QUAL score — a Phred-scaled probability that the variant is real. The standard filter is QUAL ≥ 30. Several of our SNPs (positions 1201, 3801, 5101, and 6701) fall below this threshold and would be discarded in a real analysis.
Strand bias — all our reads map to the forward strand only (5F/0R). A true mutation should be supported by reads from both strands. In our case this is caused by the low number of reads rather than a genuine artefact, but in a real dataset it would be a red flag.
Mapping quality (MQ) — how confidently does the read map to this position? MQ=60 is the maximum and indicates a unique, unambiguous mapping — a good sign.
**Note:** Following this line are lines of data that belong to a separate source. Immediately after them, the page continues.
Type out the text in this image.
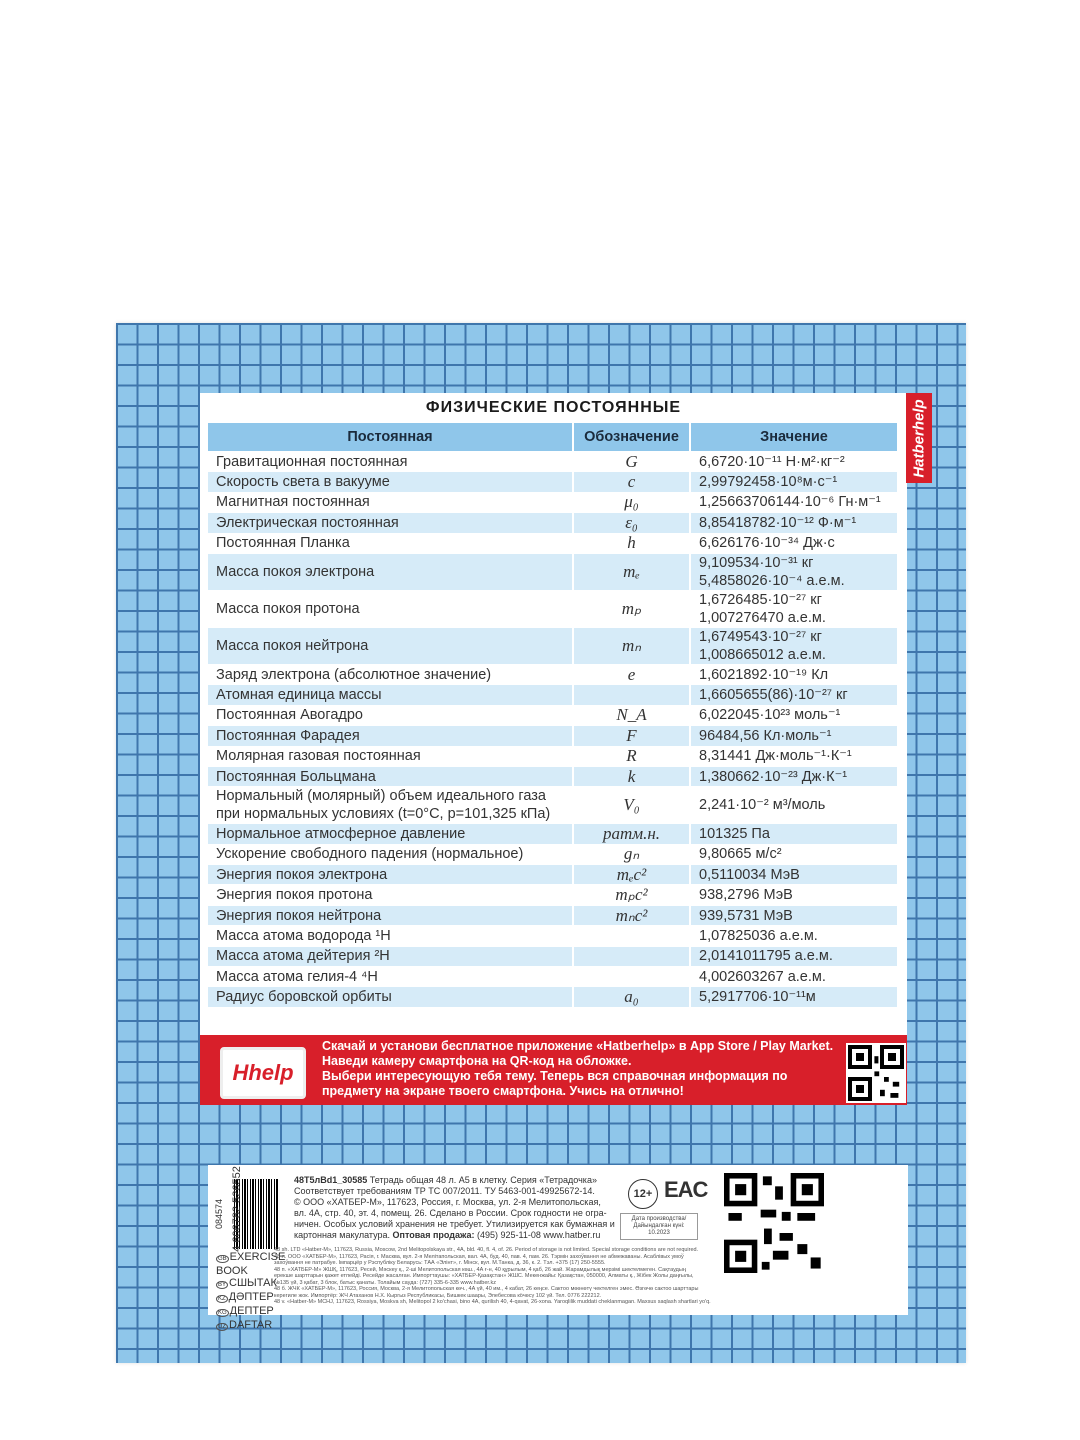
ФИЗИЧЕСКИЕ ПОСТОЯННЫЕ
Постоянная	Обозначение	Значение

Гравитационная постоянная	G	6,6720·10⁻¹¹ Н·м²·кг⁻²

Скорость света в вакууме	c	2,99792458·10⁸м·с⁻¹

Магнитная постоянная	μ₀	1,25663706144·10⁻⁶ Гн·м⁻¹

Электрическая постоянная	ε₀	8,85418782·10⁻¹² Ф·м⁻¹

Постоянная Планка	h	6,626176·10⁻³⁴ Дж·с

Масса покоя электрона	mₑ	9,109534·10⁻³¹ кг
5,4858026·10⁻⁴ а.е.м.

Масса покоя протона	mₚ	1,6726485·10⁻²⁷ кг
1,007276470 а.е.м.

Масса покоя нейтрона	mₙ	1,6749543·10⁻²⁷ кг
1,008665012 а.е.м.

Заряд электрона (абсолютное значение)	e	1,6021892·10⁻¹⁹ Кл

Атомная единица массы		1,6605655(86)·10⁻²⁷ кг

Постоянная Авогадро	N_A	6,022045·10²³ моль⁻¹

Постоянная Фарадея	F	96484,56 Кл·моль⁻¹

Молярная газовая постоянная	R	8,31441 Дж·моль⁻¹·К⁻¹

Постоянная Больцмана	k	1,380662·10⁻²³ Дж·К⁻¹

Нормальный (молярный) объем идеального газа
при нормальных условиях (t=0°С, p=101,325 кПа)	V₀	2,241·10⁻² м³/моль

Нормальное атмосферное давление	pатм.н.	101325 Па

Ускорение свободного падения (нормальное)	gₙ	9,80665 м/с²

Энергия покоя электрона	mₑc²	0,5110034 МэВ

Энергия покоя протона	mₚc²	938,2796 МэВ

Энергия покоя нейтрона	mₙc²	939,5731 МэВ

Масса атома водорода ¹H		1,07825036 а.е.м.

Масса атома дейтерия ²H		2,0141011795 а.е.м.

Масса атома гелия-4 ⁴H		4,002603267 а.е.м.

Радиус боровской орбиты	a₀	5,2917706·10⁻¹¹м
Hatberhelp
Hhelp
Скачай и установи бесплатное приложение «Hatberhelp» в App Store / Play Market.
Наведи камеру смартфона на QR-код на обложке.
Выбери интересующую тебя тему. Теперь вся справочная информация по
предмету на экране твоего смартфона. Учись на отлично!
084574 4 606782 526552
GB EXERCISE BOOK
BY СШЫТАК
KZ ДӘПТЕР
KG ДЕПТЕР
UZ DAFTAR
48Т5лВd1_30585 Тетрадь общая 48 л. А5 в клетку. Серия «Тетрадочка»
Соответствует требованиям ТР ТС 007/2011. ТУ 5463-001-49925672-14.
© ООО «ХАТБЕР-М», 117623, Россия, г. Москва, ул. 2-я Мелитопольская,
вл. 4А, стр. 40, эт. 4, помещ. 26. Сделано в России. Срок годности не огра-
ничен. Особых условий хранения не требует. Утилизируется как бумажная и
картонная макулатура. Оптовая продажа: (495) 925-11-08 www.hatber.ru
12+ EAC
Дата производства/ Дайындалған күні:
10.2023
48 sh. LTD «Hatber-M», 117623, Russia, Moscow, 2nd Melitopolskaya str., 4A, bld. 40, fl. 4, of. 26. Period of storage is not limited. Special storage conditions are not required.
48 л. ООО «ХАТБЕР-М», 117623, Расія, г. Масква, вул. 2-я Мелітапольская, вал. 4А, буд. 40, пав. 4, пам. 26. Тэрмін захоўвання не абмежаваны. Асаблівых умоў
захоўвання не патрабуе. Імпарцёр у Рэспубліку Беларусь: ТАА «Элінт», г. Мінск, вул. М.Танка, д. 36, к. 2. Тэл. +375 (17) 250-5555.
48 п. «ХАТБЕР-М» ЖШҚ, 117623, Ресей, Мәскеу қ., 2-ші Мелитопольская көш., 4А ғ-н, 40 құрылым, 4 қаб, 26 жай. Жарамдылық мерзімі шектелмеген. Сақтаудың
ерекше шарттарын қажет етпейді. Ресейде жасалған. Импорттаушы: «ХАТБЕР-Қазақстан» ЖШС. Мекенжайы: Қазақстан, 050000, Алматы қ., Жібек Жолы даңғылы,
№135 үй, 3 қабат, 3 блок, батыс қанаты. Толайым сауда: (727) 335-6-335 www.hatber.kz
48 б. ЖЧК «ХАТБЕР-М», 117623, Россия, Москва, 2-я Мелитопольская көч., 4А үй, 40 им., 4 кабат, 26 кеңсе. Сактоо мөөнөтү чектелген эмес. Өзгөчө сактоо шарттары
керегиле жок. Импортёр: ЖЧ Атаханов Н.Х. Кыргыз Республикасы, Бишкек шаары, Элебесова кӧчөсү 102 үй. Тел. 0776 222212.
48 v. «Hatber-M» MCHJ, 117623, Rossiya, Moskva sh, Melitopol 2 ko'chasi, bino 4A, qurilish 40, 4-qavat, 26-xona. Yaroqlilik muddati cheklanmagan. Maxsus saqlash shartlari yo'q.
A low MQ would suggest the read matches multiple locations in the genome, making the variant call unreliable. */
===== Independent work =====
Run a similar variant calling analysis with a set of pair-end reads (''reads_Q20_R1.fastq'' and ''reads_Q20_R2.fastq''). The bwa call changes to:
bwa mem HIV_ref reads_Q20_R1.fastq reads_Q20_R2.fastq > reads_pe.sam
Answer the following questions:
- What are the changes in called variants with respect to the previous call?
- How pair-end reads generally influence trustworthiness of the alignment?